From the above, it was confirmed that the powder 1 has a high anti-fatigue effect.

Example 2
Twelve volunteer men (age 34-37) were grouped into a test meal group (Example) and a placebo group (Comparative Example). The test meal group (Example) is a group in which the powder 1 is processed into a soft capsule based on olive oil and 100 mg of the powder 1 is ingested every day. The placebo group (comparative example) is a group in which soft capsules containing olive oil without powder 1 are ingested daily.
Volunteer men were exercised with a bicycle ergometer at 5 and 9 weeks after ingestion.

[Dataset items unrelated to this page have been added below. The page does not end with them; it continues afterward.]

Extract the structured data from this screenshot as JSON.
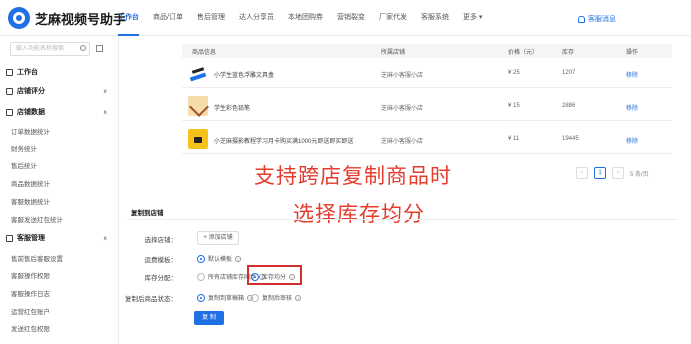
{
  "app": {
    "title": "芝麻视频号助手"
  },
  "topnav": [
    "工作台",
    "商品/订单",
    "售后管理",
    "达人分享员",
    "本地团购券",
    "营销裂变",
    "厂家代发",
    "客服系统",
    "更多"
  ],
  "service_label": "客服消息",
  "sidebar": {
    "search_placeholder": "输入功能名称搜索",
    "groups": [
      {
        "label": "工作台"
      },
      {
        "label": "店铺评分"
      },
      {
        "label": "店铺数据"
      },
      {
        "label": "客服管理"
      }
    ],
    "items_data": [
      "订单数据统计",
      "财务统计",
      "售后统计",
      "商品数据统计",
      "客服数据统计",
      "客服发送红包统计"
    ],
    "items_service": [
      "售前售后客服设置",
      "客服操作权限",
      "客服操作日志",
      "运营红包账户",
      "发送红包权限"
    ]
  },
  "table": {
    "headers": [
      "商品信息",
      "所属店铺",
      "价格（元）",
      "库存",
      "操作"
    ],
    "rows": [
      {
        "name": "小学生蓝色浮雕文具盒",
        "store": "芝麻小客服小店",
        "price": "¥ 25",
        "stock": "1207",
        "op": "移除"
      },
      {
        "name": "学生彩色铅笔",
        "store": "芝麻小客服小店",
        "price": "¥ 15",
        "stock": "2886",
        "op": "移除"
      },
      {
        "name": "小芝麻摄影教程学习月卡购买满1000元即送即买即送",
        "store": "芝麻小客服小店",
        "price": "¥ 11",
        "stock": "19445",
        "op": "移除"
      }
    ]
  },
  "pager": {
    "current": "1",
    "page_size": "5 条/页"
  },
  "overlay": {
    "line1": "支持跨店复制商品时",
    "line2": "选择库存均分"
  },
  "form": {
    "section_title": "复制到店铺",
    "store_label": "选择店铺：",
    "add_store": "+ 添加店铺",
    "shipping_label": "运费模板：",
    "shipping_option": "默认模板",
    "stock_label": "库存分配：",
    "stock_opt1": "所有店铺库存同步",
    "stock_opt2": "库存均分",
    "status_label": "复制后商品状态：",
    "status_opt1": "复制到草稿箱",
    "status_opt2": "复制后审核",
    "copy_button": "复 制"
  },
  "colors": {
    "accent": "#1f6fe5",
    "highlight": "#d32f2f",
    "overlay_text": "#e43b2c"
  }
}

The exercise continues for 30 minutes at an exercise intensity of 80% load of the maximum heart rate.
The blood lactate levels of volunteer men immediately before and after exercise were measured with a commercially available simple blood lactate analyzer, and the amount of blood lactate increased was examined.
As a result, the increase after 5 weeks from the start of ingestion was about 6 mmol / l in the comparative example, whereas it was about 5.2 mmol / l in the example.
The increase after 9 weeks from the start of ingestion was about 6 mmol / l in the comparative example, whereas it was about 4.7 mmol / l in the example.
From the above, the anti-fatigue action of the powder 1 was clarified.

  In each of the above examples, when the fucoxanthinol powder was used instead of the powder 1, the same result as above was obtained. The anti-fatigue agent of the present invention is also useful as a feed form.

The compounding example of the anti-fatigue agent of this invention is shown below.
Candy sugar 50.0wt%
Minamata 33.0
Water 14.4
Organic acid 2.0
Fragrance 0.2
Anti-fatigue agent of the present invention Total remaining amount 100.0 wt%

Yogurt milk 41.5wt%
Nonfat dry milk 5.8
Sugar 8.0
Agar 0.15
Gelatin 0.1
Lactic acid bacteria 0.005
Anti-fatigue agent of the present invention 0.4
Perfume Trace water Residue
Total 100.0wt%

Soft drink fructose glucose liquid sugar 30.0wt%
Emulsifier 0.5
Anti-fatigue agent of the present invention 0.3
Perfume Appropriate amount of water Residual
Total 100.0wt%

Claims (1)

  An anti-fatigue agent containing fucoxanthin and / or fucoxanthinol as an active ingredient.